I propose viewing this day from now on as a hardship we were able to overcome. A battle which we were able to win. A scar of which we can tell stories for years to come. We shouldn’t look as 9/11 as a day that destroyed our nation. That gives Al-Qaeda too much credit. 9/11 was a day that brought a nation divided together to seek justice. 9/11 symbolizes so much more than an attack on our soil. It was merely a wake up call to push the country that is the United States of America into gear and bring us even more together as an actual United nation.

Choking and Beating Patients

The article taken from Ten Days in a Madhouse by Nellie Bly sent chills through my spine. As if it wasn’t bad enough that the title was “Choking and Beating Patients”, the lede was also powerful. Bly leaps in with both feet and tells us the grueling story of her experience in an asylum for the 10 days she was there conducting research. She begins with the short story of Miss Mayard who was suffering from a severe cold spell and began to convulse on the floor with chills. The most frightening part to these four pages was the fact that the article, while it told the stories of several patients, was actually about the caretakers and workers in the asylum. These women were some of the most uncaring (ironic considering their positions) and cruel people on the planet. I loved the language Bly used through her piece to portray the negativity and harshness and I really felt immense pity for these beaten, spit upon, harmless patients that lacked a proper way to escape or even defend themselves. The lede wasn’t fabulous, as I don’t think papers in the late 19th Century had such a strong focus on ledes as just getting down to the facts. However, it was sufficient enough that it kept me reading. Any title or lead that sparks our curiosity in a negative light will get read for at least a few more sentences. The goal then is to keep our attention until the article is concluded. Negative ledes I find are often stronger and do a better job of convincing me to read them than positive, upbeat ledes. Maybe I have some dark side of which I am not fully aware, but the more scary, angsty, and negative a lede is, the more likely I am to be sucked into the article and read it from start to finish. Bly put it pretty bluntly, and I liked that a lot as well. Additionally, her overall descriptions of the people of which she came into contact were detailed and intriguing. She told us enough that we felt like we were witnessing the little German woman get spit on, however it wasn’t so much that we got bored, were overwhelmed, or weren’t able to let our own imaginations take over for some time.

The Tasmanian TIGER?

Tasmanian tiger’s jaws were too weak to kill sheep

http://www.bbc.co.uk/nature/14730055

One of the things I found the most intriguing about this article and it’s lede was the fact that it took a somewhat uninteresting (to myself at least) subject and caught my attention (as all good ledes should do). I found myself interested in the “strange marsupial carnivore” and wanted to know more about what made this being so strange and why it is now said to be too weak to kill sheep.

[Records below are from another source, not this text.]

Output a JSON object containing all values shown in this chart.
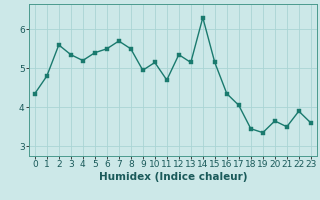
{
  "x": [
    0,
    1,
    2,
    3,
    4,
    5,
    6,
    7,
    8,
    9,
    10,
    11,
    12,
    13,
    14,
    15,
    16,
    17,
    18,
    19,
    20,
    21,
    22,
    23
  ],
  "y": [
    4.35,
    4.8,
    5.6,
    5.35,
    5.2,
    5.4,
    5.5,
    5.7,
    5.5,
    4.95,
    5.15,
    4.7,
    5.35,
    5.15,
    6.3,
    5.15,
    4.35,
    4.05,
    3.45,
    3.35,
    3.65,
    3.5,
    3.9,
    3.6
  ],
  "line_color": "#1a7a6e",
  "marker_color": "#1a7a6e",
  "bg_color": "#cce8e8",
  "grid_color": "#aad4d4",
  "xlabel": "Humidex (Indice chaleur)",
  "xlim": [
    -0.5,
    23.5
  ],
  "ylim": [
    2.75,
    6.65
  ],
  "yticks": [
    3,
    4,
    5,
    6
  ],
  "xticks": [
    0,
    1,
    2,
    3,
    4,
    5,
    6,
    7,
    8,
    9,
    10,
    11,
    12,
    13,
    14,
    15,
    16,
    17,
    18,
    19,
    20,
    21,
    22,
    23
  ],
  "xlabel_fontsize": 7.5,
  "tick_fontsize": 6.5,
  "marker_size": 2.8,
  "line_width": 1.0
}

Typically when looking for articles to read, I skim read. It’s a terrible habit, however one can browse through more information at a faster pace, thus making it a somewhat efficient way to get through bulk documents or in this case, article headers. This lede caught my attention because of it’s phrasing, tone and apparent factuality. I am a sucker for studies (particularly with charts) and was interested in knowing how researchers came to this conclusion and what made them interested in this discovery in the first place.

This article ended up being much more thorough and informative than I thought something of this nature would be. It mentions the eating habits of this animal, gives adequate background information and history on the species, the probable causes of extinction and much more.

Overall, I enjoyed this read and the factual, research based information as well as hypotheses that scientists and researchers shared. Had the lede not been as intriguing, I probably wouldn’t have given an article such as this the time of day. However, because I was left wondering what in the world a Tasmanian Tiger was, I clicked on it, curious to see if it was perhaps a relative to the Tasmanian devil. Once again, Looney Toons and my inner child got the best of me.